La actitud que logra los cambios que ninguna otra consigue.
En 1798, la Revolución Francesa estaba llegando a su fin. La guillotina todavía tronchaba la vida de miles de personas. El desafío a la autoridad, incluso la autoridad de Dios, se había impuesto en la calle y en los pensamientos de la gente. Todos sospechaban de todos. Muchos se odiaban. El temor y el terror reinaban.
En el mismo 1798, otra revolución, muy diferente, estaba ocurriendo en las costas del Lago de los Cuatro Cantones, en Suiza. En un orfanato de la región, un educador llamado Johann Pestalozzi, tomó la responsabilidad de cuidar a unos ochenta huérfanos que habían sido dejado desamparados después de que las tropas francesas habían destruido su pueblo en Suiza.
El trabajo no era nada fácil. Los niños estaban cubiertos de alimañas y llagas, malnutridos y enfermos. Algunos eran descarados y engañosos, y carecían de afecto. Otros estaban sumidos en la sospecha y la desconfianza que el terror les había enseñado. ¿Cómo tratar a un grupo tan difícil y heterogéneo? En aquel tiempo, la manera aceptada habría sido obligarlos a someterse usando severas medidas disciplinarias.
Pero Pestalozzi pensaba diferente. Había descubierto que el principio esencial de la educación es el amor, y se dispuso a aplicar este principio en su trato con los ochenta rufianes. Estaba convencido de que su afecto cambiaría el estado emocional y físico de los niños de la misma manera que el sol de la primavera renueva la vida de la tierra después del largo invierno.
Y no se equivocó. Poco tiempo después, los niños eran irreconocibles. El camino a la restauración física y emocional había comenzado para ellos. El sol había derretido la nieve.

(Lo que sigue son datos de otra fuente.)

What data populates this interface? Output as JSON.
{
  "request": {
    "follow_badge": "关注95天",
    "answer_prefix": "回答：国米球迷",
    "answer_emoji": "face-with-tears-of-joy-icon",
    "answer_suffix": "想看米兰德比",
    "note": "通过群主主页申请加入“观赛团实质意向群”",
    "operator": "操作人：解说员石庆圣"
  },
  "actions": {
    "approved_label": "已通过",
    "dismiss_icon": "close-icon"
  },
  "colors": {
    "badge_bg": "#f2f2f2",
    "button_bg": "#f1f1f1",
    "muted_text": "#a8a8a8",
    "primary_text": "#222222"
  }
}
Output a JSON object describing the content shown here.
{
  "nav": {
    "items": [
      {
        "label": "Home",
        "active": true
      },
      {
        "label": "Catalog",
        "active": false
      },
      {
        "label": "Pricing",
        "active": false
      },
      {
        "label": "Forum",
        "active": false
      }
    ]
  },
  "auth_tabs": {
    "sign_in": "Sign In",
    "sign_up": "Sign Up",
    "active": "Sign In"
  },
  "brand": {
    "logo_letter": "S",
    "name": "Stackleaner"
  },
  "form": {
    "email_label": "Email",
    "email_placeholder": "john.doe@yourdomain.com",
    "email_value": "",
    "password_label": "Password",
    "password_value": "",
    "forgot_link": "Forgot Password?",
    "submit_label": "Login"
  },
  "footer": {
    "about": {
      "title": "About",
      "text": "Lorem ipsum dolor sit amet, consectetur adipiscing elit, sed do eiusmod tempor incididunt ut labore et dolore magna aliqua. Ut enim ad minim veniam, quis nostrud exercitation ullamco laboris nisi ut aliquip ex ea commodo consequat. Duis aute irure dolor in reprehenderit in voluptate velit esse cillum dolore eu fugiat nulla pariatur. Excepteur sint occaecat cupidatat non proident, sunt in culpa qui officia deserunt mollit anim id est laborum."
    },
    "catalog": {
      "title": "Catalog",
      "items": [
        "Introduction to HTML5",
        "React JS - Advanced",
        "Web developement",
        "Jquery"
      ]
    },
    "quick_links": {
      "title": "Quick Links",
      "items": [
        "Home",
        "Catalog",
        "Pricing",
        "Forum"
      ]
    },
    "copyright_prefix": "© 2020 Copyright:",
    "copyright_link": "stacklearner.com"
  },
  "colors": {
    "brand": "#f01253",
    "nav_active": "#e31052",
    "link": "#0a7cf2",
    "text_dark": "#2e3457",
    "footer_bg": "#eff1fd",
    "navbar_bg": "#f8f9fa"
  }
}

Poco antes de su muerte, Jesús –conociendo el ambiente natural de este mundo, lleno de temores y terrores en la sociedad, así también como de desequilibrio emocional y físico en cada ser humano– dijo a sus discípulos: “Un mandamiento nuevo les doy: que se amen unos a otros. Que se amen así como yo los he amado. En esto conocerán todos que ustedes son mis discípulos, si se aman unos a otros” (Juan 13:34, 35).
Después de haber vivido demostrando el principio del amor en la educación de los niños, Pestalozzi fue reconocido en su país como aquel que vivía para los demás y no para sí mismo. Su testimonio nos llega hasta hoy como un ejemplo de alguien que vivió concretamente el nuevo mandamiento de Jesús.
Una actitud de amor puede lograr aquello que la fuerza y la impetuosidad nunca van a conseguir. La severidad no puede medirse con un espíritu lleno de gracia, ese dar al otro lo que no se merece. El amor es la única herramienta revolucionaria que tenemos en este mundo. Es la única actitud que puede transformar a los demás y a nosotros mismos.
Y no estamos solos si queremos empezar a tomar más en serio el nuevo mandamiento de Jesús. Él mismo, en su Palabra, nos dejó muchos ejemplos de hombres y mujeres que decidieron vivir en el amor que Jesús les había enseñado; que se preocuparon por hacer felices a otros y por mostrarles que hay algo por lo que vale la pena vivir.
Podemos salir a las calles a gritar: “¡Libertad, Igualdad, Fraternidad!” (el lema de la Revolución Francesa). O podemos adoptar la actitud revolucionaria del maestro de los Alpes, quien con su actitud decía “amor”.
Muchas causas en la sociedad pueden requerir nuestro compromiso, pero es con la actitud de amor que nos enseñó Jesús como lograremos un cambio real.
No sé cómo te sientes tú con este tema. En la teoría, todo siempre está muy bien. Pero, si eres como yo, la práctica siempre nos sorprende.
Que el Señor nos ayude a ver cómo podemos crecer en su amor y cómo lo podemos vivir cada día. Tal vez el mismo Jesús esté preparando una verdadera revolución en nuestra vida.